A Associação Terapêutica do Ruído convidou uma série de terapeutas nacionais e internacionais para um congresso em Lisboa a que chamaram de, surpresa das surpresas, Festival Terapêutico do Ruído. Lá estive no último dia do congresso, com a presença do Dr. Tiago Sousa, os doutores Bypass e o trio de grandes especialistas L’Enfance Rouge.
Infelizmente, falhei a primeira intervenção de Tiago Sousa, e começo desde já por apresentar as minhas desculpas ao próprio e à organização. Pelo que me contaram vários pacientes que assistiram à sessão, só me chegou coisa boa, mas mais não posso dizer porque não vi.
Vamos então às duas intervenções a que assisti. Os Bypass, em promoção do seu novo álbum – Like mice and heroes -, são simpáticos, têm uma sonoridade rock apelativa e relativamente pesada. Vão beber a vários terapeutas importantes ligados ao rock progressivo e ao hard rock, mas isso traz-lhes alguns problemas: parece uma manta de retalhos mal amanhada, falta alguma consistência nessas junções e a coisa perde-se um pouco lá pelo meio. Com isto não quero menosprezar o seu papel, é um caminho que está a ser explorado e que tem as suas potencialidades. E foi um bom aquecimento para o que se ia passar a seguir.

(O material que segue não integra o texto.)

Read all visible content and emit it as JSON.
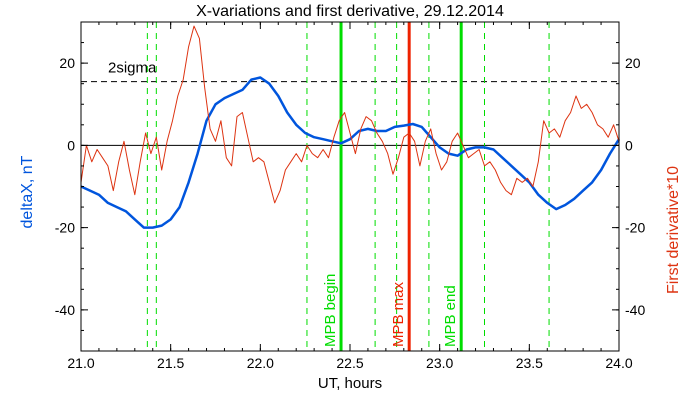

Os L’Enfance Rouge não enganam: subiram ao palco e começou o frenesim eléctrico que iria nos iria acompanhar o resto da noite. É difícil de descrever como toca este trio – composto por François R. Cambuzat na guitarra e na voz, Chiara Locardi no baixo e na voz e por Jacopo Andreini na bateria -, mas o mais fácil é começar por dizer que é explosivo. Com uma atitude (e uma grande pinta) punk e irreverente, mas bem tocado, com umas pitadas que roçam o industrial, vão cilindrando ruidosamente a plateia. Quando se diz ruidosamente que não se confunda com noise, não é bem disso que se trata, trata-se antes de uma fúria e empenho constante em mostrar ao que se vem: não deixar ninguém indiferente com a locomotiva que têm à frente. Cambuzat é o grande protagonista, extremamente irrequieto, a suar passados cinco minutos do início do concerto, dá tudo o que tem sem se importar muito com o espaço à sua volta; Chiara Locardi contrasta pelo seu ar melancólico e mais sofrido, que pode fluir rapidamente numa fúria mais imprevisível; e a bateria de Andreini é de uma barbaridade forte e certeira que mete impressão.
Pouco falaram com o público, mas isso pouco importava. Não havia tempo, era preciso tocar sem grandes distâncias. Estão lá como nós e a altura do palco é uma miragem transponível – o baterista Jacopo Andreini pediu duas vezes para a malta subir ao palco, só na segunda vez conseguiu. Enquanto que o concerto começou ‹‹tranquilo›› (as aspas são muito importantes aqui), após cerca de uma hora de concerto François Cambuzat pergunta se queremos mais – ‹‹If you want more you’ll have to scream or we’ll just fuck off›› -, e gritou-se bem por mais. A partir daí a coisa acelerou, pouco faltou para Cambuzat saltar do palco, partindo parte do projector que o iluminava a partir do chão, e o ritmo já se tinha tornado bastante intenso.
No fim ficou uma certeza: só não tocaram mais porque tinham que sair para dar lugar aos DJs. Foi uma bela tempestade para ‹‹fugir ao quotidiano››, como parece ser o objectivo da Associação Terapêutica do Ruído. E é aí que os L’Enfance Rougeganham, na atitude e no apedrejar do que é ‹‹normal››, porque nem a sua sonoridade é muito variada ou perfeitinha com grandes solos e vozs bonitas, mas movimenta-se em quem quer viver de forma diferente porque é diferente.